One Goh, a 43-year-old native of South Korea, allegedly arrived at the private Oikos University in Oakland, California, looking for one of its administrators. When told she was not on campus, he reportedly entered a classroom and ordered students to line up against a wall. When they failed to comply, he began shooting them at close range.
The rampage was the deadliest seen at a US college campus since 32 students were gunned down at Virginia Tech in Blacksburg, Virginia, in April 2007.
"The senseless violence and loss of life at Oikos University is heartbreaking," said Arne Duncan, the US Secretary of Education.
Jerry Brown, the Governor of California, added: "The tragic loss of life at Oikos University is shocking and sad. Our thoughts and prayers go out to the victims, their families and friends and the entire community."
Six of the victims were female students. A seventh was a man whose car was commandeered as the gunman fled. Goh surrendered without resisting a short time later at a nearby supermarket. He was in custody yesterday and prosecutors are expected to announce formal charges against him today.

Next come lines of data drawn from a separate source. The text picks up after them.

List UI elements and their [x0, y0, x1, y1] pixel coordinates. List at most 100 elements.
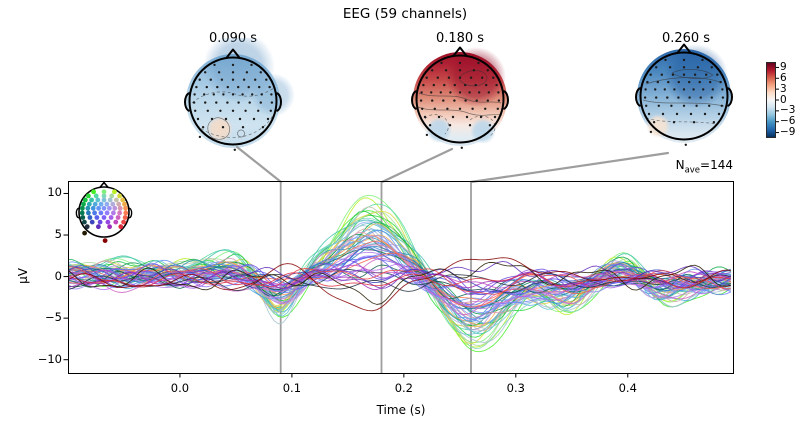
sensor-legend-dot [122, 215, 128, 220]
sensor-legend-dot [116, 201, 122, 207]
sensor-legend-inset [75, 181, 133, 243]
sensor-legend-dot [112, 205, 118, 211]
nave-annotation: Nave=144 [675, 158, 733, 176]
y-tick-label: −5 [45, 310, 62, 325]
topomap-blob [207, 116, 233, 142]
x-tick-label: 0.1 [282, 381, 302, 395]
sensor-legend-dot [108, 215, 114, 220]
head-outline [635, 43, 733, 141]
colorbar-tick-label: −3 [780, 104, 796, 117]
sensor-legend-dot [102, 238, 108, 243]
colorbar [766, 62, 776, 138]
sensor-legend-dot [101, 215, 107, 220]
sensor-legend-dot [93, 193, 99, 199]
sensor-legend-dot [115, 215, 121, 220]
colorbar-tick-label: 6 [780, 71, 787, 84]
sensor-legend-dot [112, 189, 117, 195]
sensor-legend-dot [114, 197, 119, 203]
sensor-legend-dot [107, 224, 112, 230]
sensor-legend-dot [82, 197, 88, 203]
colorbar-tick-label: 9 [780, 60, 787, 73]
sensor-legend-dot [86, 193, 91, 199]
sensor-legend-dot [110, 201, 116, 207]
sensor-legend-dot [82, 219, 87, 225]
topomap-2 [411, 46, 509, 149]
topomap-contours [417, 70, 503, 137]
colorbar-tick-label: −9 [780, 126, 796, 139]
sensor-legend-dot [86, 201, 92, 207]
sensor-legend-dot [104, 201, 110, 207]
butterfly-traces [68, 194, 732, 353]
sensor-legend-dot [107, 205, 112, 211]
sensor-legend-dot [94, 215, 100, 220]
colorbar-tick-label: −6 [780, 115, 796, 128]
sensor-legend-dot [98, 201, 104, 207]
sensor-legend-dot [86, 210, 91, 216]
sensor-legend-dot [81, 201, 86, 207]
x-tick-label: 0.4 [618, 381, 637, 395]
topomap-2-time-label: 0.180 s [435, 31, 485, 46]
topomap-sensor-dots [192, 63, 274, 151]
sensor-legend-dot [101, 205, 107, 211]
sensor-legend-dot [122, 201, 127, 207]
topomap-sensor-dots [419, 61, 501, 149]
sensor-legend-dot [90, 205, 96, 211]
head-outline [184, 48, 282, 146]
sensor-legend-dot [117, 205, 123, 211]
sensor-legend-dot [91, 189, 96, 195]
sensor-legend-dot [96, 205, 101, 211]
sensor-legend-dot [98, 210, 104, 216]
sensor-legend-dot [80, 205, 85, 211]
sensor-legend-dot [123, 210, 129, 216]
topomap-contours [642, 69, 725, 125]
topomap-blob [426, 117, 452, 143]
y-tick-label: −10 [37, 351, 62, 366]
sensor-legend-dot [109, 193, 115, 199]
sensor-legend-dot [80, 215, 86, 220]
sensor-legend-dot [85, 205, 91, 211]
sensor-legend-dot [121, 219, 126, 225]
y-tick-label: 0 [54, 268, 62, 283]
sensor-legend-dot [79, 210, 85, 216]
sensor-legend-dot [123, 205, 128, 211]
sensor-legend-dot [92, 210, 97, 216]
colorbar-tick-label: 3 [780, 82, 787, 95]
sensor-legend-dot [92, 201, 98, 207]
x-tick-label: 0.3 [506, 381, 525, 395]
colorbar-tick-label: 0 [780, 93, 787, 106]
sensor-legend-dot [87, 215, 93, 220]
sensor-legend-dot [97, 219, 103, 225]
x-axis-label: Time (s) [376, 403, 426, 417]
topomap-3-time-label: 0.260 s [661, 31, 711, 46]
sensor-legend-dot [95, 197, 101, 203]
x-tick-label: 0.0 [170, 381, 190, 395]
topomap-1 [184, 38, 295, 151]
sensor-legend-dot [104, 210, 110, 216]
sensor-legend-dot [101, 197, 107, 203]
sensor-legend-dot [113, 219, 119, 225]
topomap-3 [635, 43, 733, 146]
sensor-legend-dot [107, 197, 113, 203]
sensor-legend-dot [82, 230, 87, 236]
sensor-legend-dot [118, 224, 124, 230]
sensor-legend-dot [101, 189, 107, 195]
y-tick-label: 5 [54, 227, 62, 242]
sensor-legend-dot [117, 210, 122, 216]
y-tick-label: 10 [47, 185, 62, 200]
sensor-legend-dot [84, 224, 90, 230]
topomap-blob [664, 44, 728, 108]
head-outline [411, 46, 509, 144]
sensor-legend-dot [101, 193, 107, 199]
figure-title: EEG (59 channels) [342, 6, 468, 22]
x-tick-label: 0.2 [394, 381, 413, 395]
topomap-sensor-dots [643, 58, 725, 146]
sensor-legend-dot [89, 219, 95, 225]
topomap-blob [251, 73, 295, 117]
sensor-legend-dot [96, 224, 101, 230]
sensor-legend-dot [117, 193, 122, 199]
topomap-contours [191, 87, 275, 140]
butterfly-plot-area [68, 181, 732, 373]
sensor-legend-dot [89, 197, 94, 203]
sensor-legend-dot [120, 197, 126, 203]
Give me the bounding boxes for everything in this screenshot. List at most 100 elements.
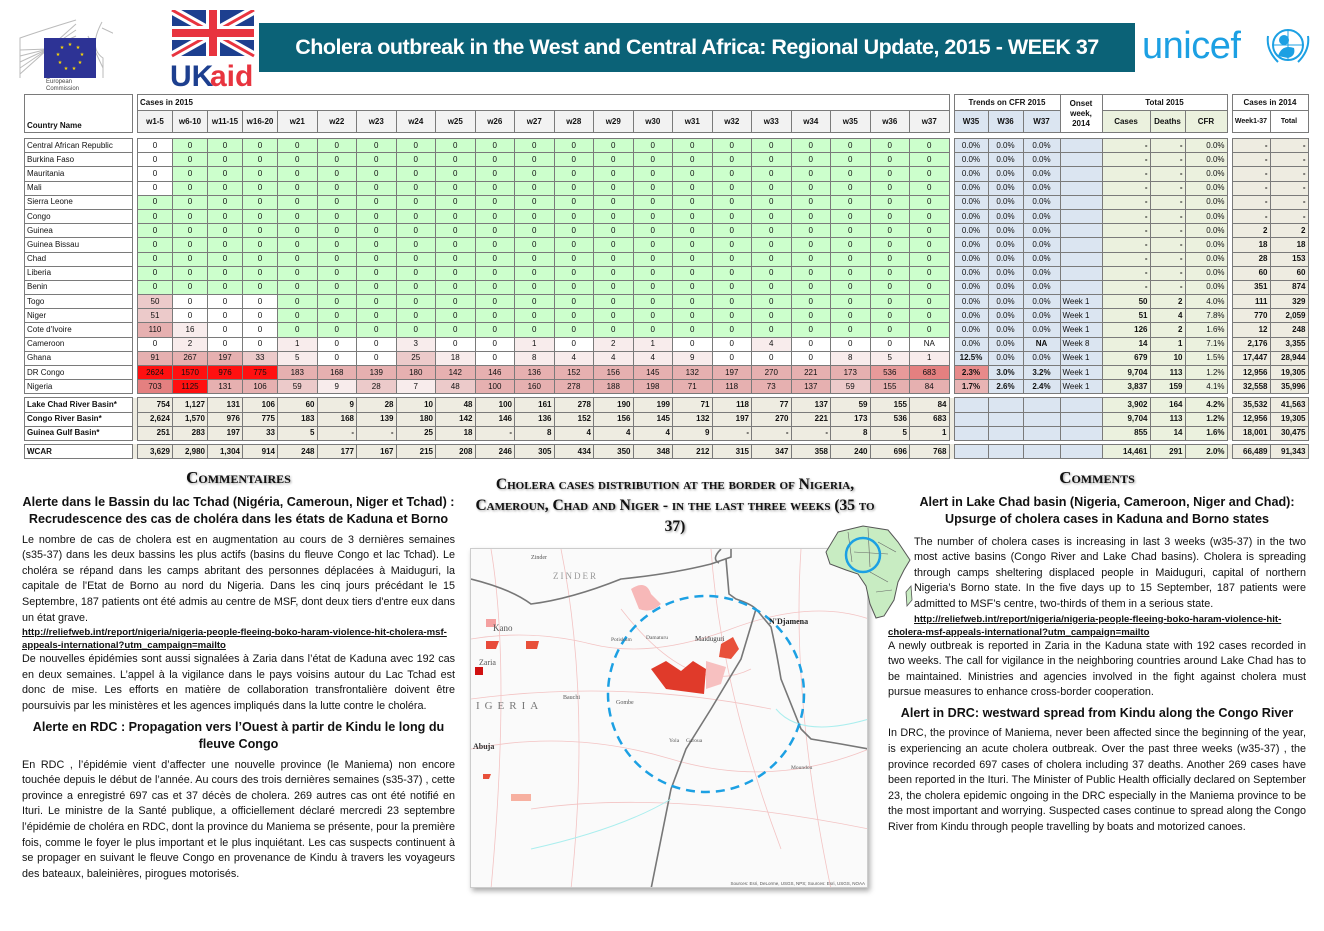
case-count-cell: 0: [830, 208, 871, 225]
week-header-w35: w35: [830, 110, 871, 133]
cfr-cell: 1.2%: [1184, 411, 1228, 427]
case-count-cell: 696: [869, 443, 910, 460]
svg-text:★: ★: [80, 52, 85, 58]
reliefweb-link-fr[interactable]: http://reliefweb.int/report/nigeria/nige…: [22, 627, 447, 652]
case-count-cell: 145: [632, 364, 673, 381]
table-row: Cote d'Ivoire 110 16 0 0 0 0 0 0 0 0 0 0 0 0 0 0 0 0 0 0 0 0.0…: [24, 322, 1309, 338]
case-count-cell: 0: [277, 137, 318, 154]
table-row: DR Congo 2624 1570 976 775 183 168 139 180 142 146…: [24, 364, 1309, 381]
total-cases-cell: 9,704: [1101, 364, 1151, 381]
spacer: [132, 412, 138, 427]
case-count-cell: 0: [277, 152, 318, 168]
country-name: Benin: [24, 279, 133, 296]
case-count-cell: 3,629: [137, 443, 173, 460]
case-count-cell: 16: [172, 322, 208, 338]
case-count-cell: 28: [356, 379, 397, 395]
spacer: [949, 94, 954, 111]
case-count-cell: 0: [909, 137, 950, 154]
total-header-deaths: Deaths: [1149, 110, 1186, 133]
case-count-cell: 0: [242, 265, 278, 281]
case-count-cell: 0: [790, 279, 831, 296]
case-count-cell: 0: [672, 194, 713, 210]
case-count-cell: 132: [672, 364, 713, 381]
case-count-cell: 0: [553, 223, 594, 239]
table-row: Central African Republic 0 0 0 0 0 0 0 0 0 0 0 0 0 0 0 0…: [24, 137, 1309, 154]
cfr-trend-cell: 0.0%: [987, 251, 1024, 267]
week-header-w11-15: w11-15: [207, 110, 243, 133]
total-deaths-cell: -: [1149, 194, 1186, 210]
lake-chad-paragraph-fr: Le nombre de cas de cholera est en augme…: [22, 533, 455, 624]
case-count-cell: 0: [869, 294, 910, 310]
case-count-cell: 142: [435, 411, 476, 427]
cfr-trend-cell: 0.0%: [987, 336, 1024, 352]
reliefweb-link-en[interactable]: http://reliefweb.int/report/nigeria/nige…: [888, 613, 1282, 638]
case-count-cell: 197: [207, 350, 243, 367]
case-count-cell: 0: [277, 265, 318, 281]
total-cases-cell: 3,902: [1101, 397, 1151, 413]
case-count-cell: 0: [909, 308, 950, 324]
case-count-cell: 0: [909, 251, 950, 267]
case-count-cell: 0: [751, 223, 792, 239]
case-count-cell: 139: [356, 364, 397, 381]
spacer: [1227, 308, 1232, 323]
spacer: [1227, 444, 1232, 459]
case-count-cell: 0: [435, 194, 476, 210]
case-count-cell: 0: [593, 237, 634, 253]
svg-text:UK: UK: [170, 60, 214, 88]
case-count-cell: 0: [137, 137, 173, 154]
case-count-cell: 59: [830, 397, 871, 413]
cfr-trend-cell: 0.0%: [987, 265, 1024, 281]
case-count-cell: 0: [435, 208, 476, 225]
week-header-w36: w36: [869, 110, 910, 133]
spacer: [132, 397, 138, 413]
case-count-cell: -: [316, 425, 357, 441]
case-count-cell: 278: [553, 379, 594, 395]
case-count-cell: 0: [316, 166, 357, 182]
case-count-cell: 0: [242, 336, 278, 352]
total-header-cfr: CFR: [1184, 110, 1228, 133]
case-count-cell: 2: [172, 336, 208, 352]
case-count-cell: 33: [242, 425, 278, 441]
total-deaths-cell: 159: [1149, 379, 1186, 395]
case-count-cell: 0: [242, 294, 278, 310]
cases-2014-total-cell: 60: [1269, 265, 1309, 281]
cfr-trend-cell: 0.0%: [1022, 251, 1061, 267]
map-label-abuja: Abuja: [473, 742, 494, 751]
case-count-cell: 0: [395, 137, 436, 154]
case-count-cell: 1: [909, 425, 950, 441]
case-count-cell: 0: [711, 322, 752, 338]
cfr-trend-cell: [953, 411, 989, 427]
case-count-cell: -: [751, 425, 792, 441]
case-count-cell: 18: [435, 350, 476, 367]
cases-2014-week1-37-cell: 2: [1231, 223, 1271, 239]
table-row: Benin 0 0 0 0 0 0 0 0 0 0 0 0 0 0 0 0 0 0 0 0 0 0.0% 0.0% 0.0% - -…: [24, 279, 1309, 296]
case-count-cell: 0: [790, 208, 831, 225]
week-header-w32: w32: [711, 110, 752, 133]
cfr-trend-cell: 0.0%: [953, 194, 989, 210]
case-count-cell: 0: [207, 279, 243, 296]
case-count-cell: 199: [632, 397, 673, 413]
case-count-cell: 0: [909, 180, 950, 196]
spacer: [1227, 337, 1232, 352]
case-count-cell: 146: [474, 364, 515, 381]
case-count-cell: 0: [751, 137, 792, 154]
spacer: [132, 308, 138, 323]
row-label: Guinea Gulf Basin*: [24, 425, 133, 441]
case-count-cell: 0: [395, 152, 436, 168]
spacer: [1227, 351, 1232, 366]
case-count-cell: 0: [909, 194, 950, 210]
case-count-cell: 0: [435, 336, 476, 352]
drc-alert-heading-fr: Alerte en RDC : Propagation vers l’Ouest…: [32, 719, 445, 752]
case-count-cell: 0: [751, 350, 792, 367]
case-count-cell: 0: [869, 152, 910, 168]
case-count-cell: 0: [514, 137, 555, 154]
basin-row: Guinea Gulf Basin* 251 283 197 33 5- -25 18-8 4 4…: [24, 425, 1309, 441]
case-count-cell: 0: [316, 265, 357, 281]
case-count-cell: 0: [553, 208, 594, 225]
cfr-trend-cell: 0.0%: [1022, 294, 1061, 310]
spacer: [949, 426, 954, 441]
total-cases-cell: 14: [1101, 336, 1151, 352]
cfr-trend-cell: 0.0%: [987, 223, 1024, 239]
cases-2014-total-cell: 153: [1269, 251, 1309, 267]
case-count-cell: 8: [830, 425, 871, 441]
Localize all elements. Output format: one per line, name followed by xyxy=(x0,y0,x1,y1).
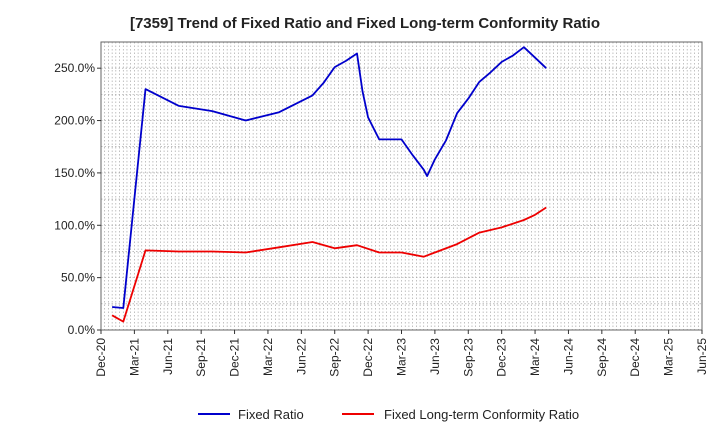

Police said the suspect had been responsive to questioning and possible theories about his motive had emerged. They included the resentment he felt for having been expelled from the private Korean college several months ago because of alleged behavioural problems.
But it seems that Goh, a former nursing student, also remained upset about have been singled out in classes because of his poor command of English. "They disrespected him [and] laughed at him," the Oakland police chief, Howard Jordan, told reporters. "They made fun of his lack of English speaking skills. It made him feel isolated compared to the other students."
"We've learned that the suspect was upset with the administration at the school," Mr Jordan added in an interview with ABC television yesterday. "He was also upset that students... in the past when he attended the school, mistreated him, disrespected him and things of that nature. We've learned this was a very chaotic, calculated and determined gentleman that came there with specific intent to kill people."
While officials held back from identifying any of the victims, first descriptions of the slaughter began to emerge. Paul Singh, whose 19-year-old sister, Devinder Kaur, was shot in the arm during the massacre, said she told him that Goh ordered the students to line up against a classroom wall.
"'Get in line and I'm going to kill you all' is what he said this morning, my sister told me. They thought he was joking at first."
The shock was felt first in the very large Korean-American community in the area. "I'm very sorry to the victims of the shooting, and I'm very sorry that it happened in a Korean Christian school," said Kyung Chan Kim, the head of the Northern California Korean Christian Association. "However, this kind of incident can happen regardless of place. I don't think it is just a problem within the Korean community."
Tashi Wangchuk said that his wife, Dechen Yangzom, 28, was in another classroom when she heard gunfire. "Out of instinct, she locked the door and turned off the lights. Then the guy came and banged on the door and shot several rounds at the door and then he left," he said. "The police said what she did was heroic."